James Manyika: You also created a host fund that makes your hosts partners. Can you talk about that?

Brian Chesky: One of the most important things we did is to agree that we wanted to treat our hosts as partners. Part of that is sharing in our success. Initially, we thought of giving out equity to hosts, but there are limitations around that, and if someone sells it right away, it does not compound. We found inspiration in college endowments, where a donor puts money into a principal that then grows, and the appreciation can be reinvested. We took 9.2 million shares of Airbnb stock and we put it into the Airbnb Host Endowment. I also committed $100 million of my own equity. The fund’s charter is to support hosts now and in future generations. We also created a Host Advisory Board of 17 hosts in 14 countries, who are our community leaders, and that board will advise on how we use the endowment. It could be a scholarship fund; it could support hosts; it can work on community programs. One piece of advice I give to every entrepreneur now is to set aside a couple of percent of the company equity. A private company is like wet cement: it has not hardened yet. Once you are public, it hardens, so we wanted to figure out any commitments before the cement hardened.

James Manyika: You routinely say that you are trying to build a multidecade company and you are just getting started. What’s on your mind as you think about what lies ahead?

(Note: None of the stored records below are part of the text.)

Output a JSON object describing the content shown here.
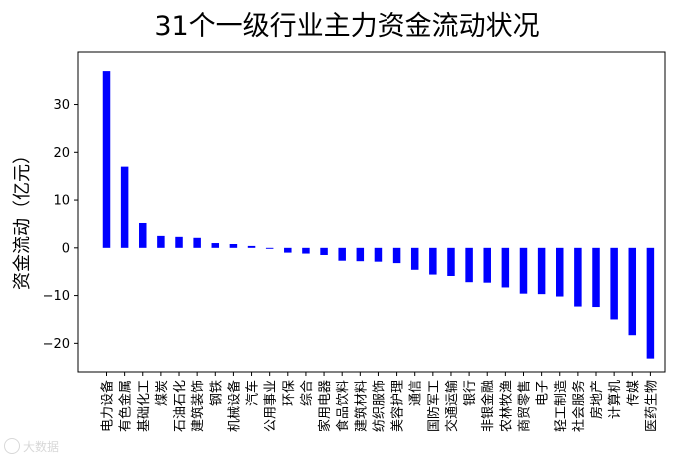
{
  "chart_data": {
    "type": "bar",
    "title": "31个一级行业主力资金流动状况",
    "ylabel": "资金流动（亿元）",
    "xlabel": "",
    "ylim": [
      -26,
      41
    ],
    "yticks": [
      -20,
      -10,
      0,
      10,
      20,
      30
    ],
    "bar_color": "#0000ff",
    "grid": false,
    "categories": [
      "电力设备",
      "有色金属",
      "基础化工",
      "煤炭",
      "石油石化",
      "建筑装饰",
      "钢铁",
      "机械设备",
      "汽车",
      "公用事业",
      "环保",
      "综合",
      "家用电器",
      "食品饮料",
      "建筑材料",
      "纺织服饰",
      "美容护理",
      "通信",
      "国防军工",
      "交通运输",
      "银行",
      "非银金融",
      "农林牧渔",
      "商贸零售",
      "电子",
      "轻工制造",
      "社会服务",
      "房地产",
      "计算机",
      "传媒",
      "医药生物"
    ],
    "values": [
      37.0,
      17.0,
      5.2,
      2.5,
      2.3,
      2.1,
      1.0,
      0.8,
      0.4,
      -0.2,
      -1.0,
      -1.2,
      -1.5,
      -2.7,
      -2.8,
      -2.9,
      -3.2,
      -4.6,
      -5.6,
      -5.9,
      -7.2,
      -7.3,
      -8.3,
      -9.6,
      -9.7,
      -10.2,
      -12.3,
      -12.4,
      -15.0,
      -18.3,
      -23.2
    ]
  },
  "watermark": {
    "text": "大数据"
  }
}
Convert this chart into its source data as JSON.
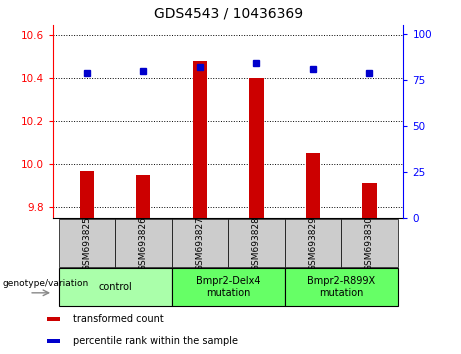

Brian Chesky: I am 39 years old, although I’m going on 49 after last year, and this is my life’s work. One of the things I’m most proud of is that the top of that S1 letter says “A letter from Brian, Joe, and Nate.” The three of us are still together. I think of a company like your child. The worst thing you could imagine is your child not outliving you. None of us as founders want to watch our company’s demise. I like to ask entrepreneurs, “Why do you deserve to exist?” The best, most generous answer I ever heard is, “Because if I don’t do it, no one else will.” For us, the answer is those three principles. There are not many companies this size run by a designer and that have a unique, creative approach. There are not a lot of companies in the connection and belonging business at what may be the most isolating time in human history. And I think capitalism needs a little bit of an evolution. We need to adapt to meet the needs and challenges in society, and the next generation of entrepreneurs needs role models.

So I think this is the first at-bat of the first inning for Airbnb. The company is 13 years old. You don’t raise your 13-year-old to be a good 14-year-old. You raise your 13-year-old to be a great adult with a long career over many decades. That is how we are thinking about Airbnb.